A paisagem idílica enfeitada pelos malmequeres-do-brejo na vila de Dalur em Sandoy

         Sandoy faz parte das cinco ilhas do sul no arquipélago de Faroé, sendo a que está mais próxima à capital Tórshavn. Essas ilhas têm uma peculiaridade: não estão ligadas por rodovia às ilhas centrais, o que as torna um tanto mais rurais e isoladas. Para alcançá-las, só por ferry ou por helicóptero. Um diferencial são as praias de areia, algumas com dunas, que batizaram a ilha (o nome significa "Ilha da Areia").

         Sandoy originalmente não fazia parte dos meus planos de visita, mas era a única excursão  oferecida no domingo, incluindo ainda um dos locais mais visitados do país, a vila histórica de Kirkjubøur. Domingo é aquele dia peculiar em que o transporte público evapora. Diante das poucas alternativas, agendei o tour e tive uma surpresa muito agradável - a ilha possui recantos lindos! Para coroar, o tempo feio da manhã deu lugar ao sol após o almoço.
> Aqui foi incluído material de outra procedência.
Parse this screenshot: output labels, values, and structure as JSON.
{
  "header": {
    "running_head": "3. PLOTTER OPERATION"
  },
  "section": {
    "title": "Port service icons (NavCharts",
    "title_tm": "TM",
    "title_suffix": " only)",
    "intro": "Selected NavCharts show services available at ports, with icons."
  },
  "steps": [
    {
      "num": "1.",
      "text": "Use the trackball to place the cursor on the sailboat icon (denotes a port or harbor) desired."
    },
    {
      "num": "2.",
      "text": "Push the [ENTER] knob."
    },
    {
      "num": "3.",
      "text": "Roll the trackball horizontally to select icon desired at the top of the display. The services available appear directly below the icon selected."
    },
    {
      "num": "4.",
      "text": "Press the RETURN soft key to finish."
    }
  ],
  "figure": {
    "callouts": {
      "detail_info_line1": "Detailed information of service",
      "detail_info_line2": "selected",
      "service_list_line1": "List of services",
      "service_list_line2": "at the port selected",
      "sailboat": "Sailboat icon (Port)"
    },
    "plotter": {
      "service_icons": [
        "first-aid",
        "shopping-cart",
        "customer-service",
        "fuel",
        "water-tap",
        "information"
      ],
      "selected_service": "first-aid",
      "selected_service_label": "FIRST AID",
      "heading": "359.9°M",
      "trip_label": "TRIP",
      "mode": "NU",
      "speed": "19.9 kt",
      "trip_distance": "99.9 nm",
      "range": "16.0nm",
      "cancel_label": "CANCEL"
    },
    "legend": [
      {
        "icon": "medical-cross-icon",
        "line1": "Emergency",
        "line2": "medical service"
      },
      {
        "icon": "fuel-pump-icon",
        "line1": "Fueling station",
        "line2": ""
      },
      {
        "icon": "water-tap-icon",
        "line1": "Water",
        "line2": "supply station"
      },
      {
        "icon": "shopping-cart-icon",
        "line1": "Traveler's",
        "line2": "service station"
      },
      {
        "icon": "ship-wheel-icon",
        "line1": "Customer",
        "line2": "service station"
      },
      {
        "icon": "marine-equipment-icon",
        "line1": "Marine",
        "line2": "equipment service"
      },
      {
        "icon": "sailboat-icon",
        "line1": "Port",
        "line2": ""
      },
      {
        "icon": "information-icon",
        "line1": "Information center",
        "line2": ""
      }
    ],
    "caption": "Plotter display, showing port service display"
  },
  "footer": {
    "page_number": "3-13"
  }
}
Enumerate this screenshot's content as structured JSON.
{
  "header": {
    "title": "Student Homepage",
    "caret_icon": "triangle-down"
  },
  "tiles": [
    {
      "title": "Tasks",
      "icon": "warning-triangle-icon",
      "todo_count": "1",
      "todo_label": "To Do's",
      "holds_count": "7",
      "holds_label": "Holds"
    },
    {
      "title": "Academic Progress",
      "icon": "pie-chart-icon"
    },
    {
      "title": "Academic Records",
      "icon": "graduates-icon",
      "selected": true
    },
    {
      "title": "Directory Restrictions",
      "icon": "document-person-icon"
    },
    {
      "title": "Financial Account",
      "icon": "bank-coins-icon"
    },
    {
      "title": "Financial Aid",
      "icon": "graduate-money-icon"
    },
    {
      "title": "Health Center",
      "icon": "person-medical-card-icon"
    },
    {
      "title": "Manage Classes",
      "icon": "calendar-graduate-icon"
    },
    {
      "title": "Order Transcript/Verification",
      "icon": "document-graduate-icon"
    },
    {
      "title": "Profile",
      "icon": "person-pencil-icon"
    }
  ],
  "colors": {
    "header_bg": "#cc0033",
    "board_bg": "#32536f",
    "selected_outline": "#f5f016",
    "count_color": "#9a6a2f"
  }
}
Localidades visitadas durante o tour em Sandoy

            Sandoy tem um relevo menos acidentado que suas vizinhas do norte, com os morros bem mais baixos, mas mesmo assim não se pode chamá-la de plana. A ilha atrai muitos caminhantes. A terra é mais fértil, com algumas plantações de batata, um dos acompanhamentos mais constantes no cardápio faroês. Sandoy é esparsamente habitada, sua população total não passa de 1.400 habitantes. Praticamente não vi pessoas circulando pelas vilas, cena que se repetiria nos dias seguintes nas demais ilhas.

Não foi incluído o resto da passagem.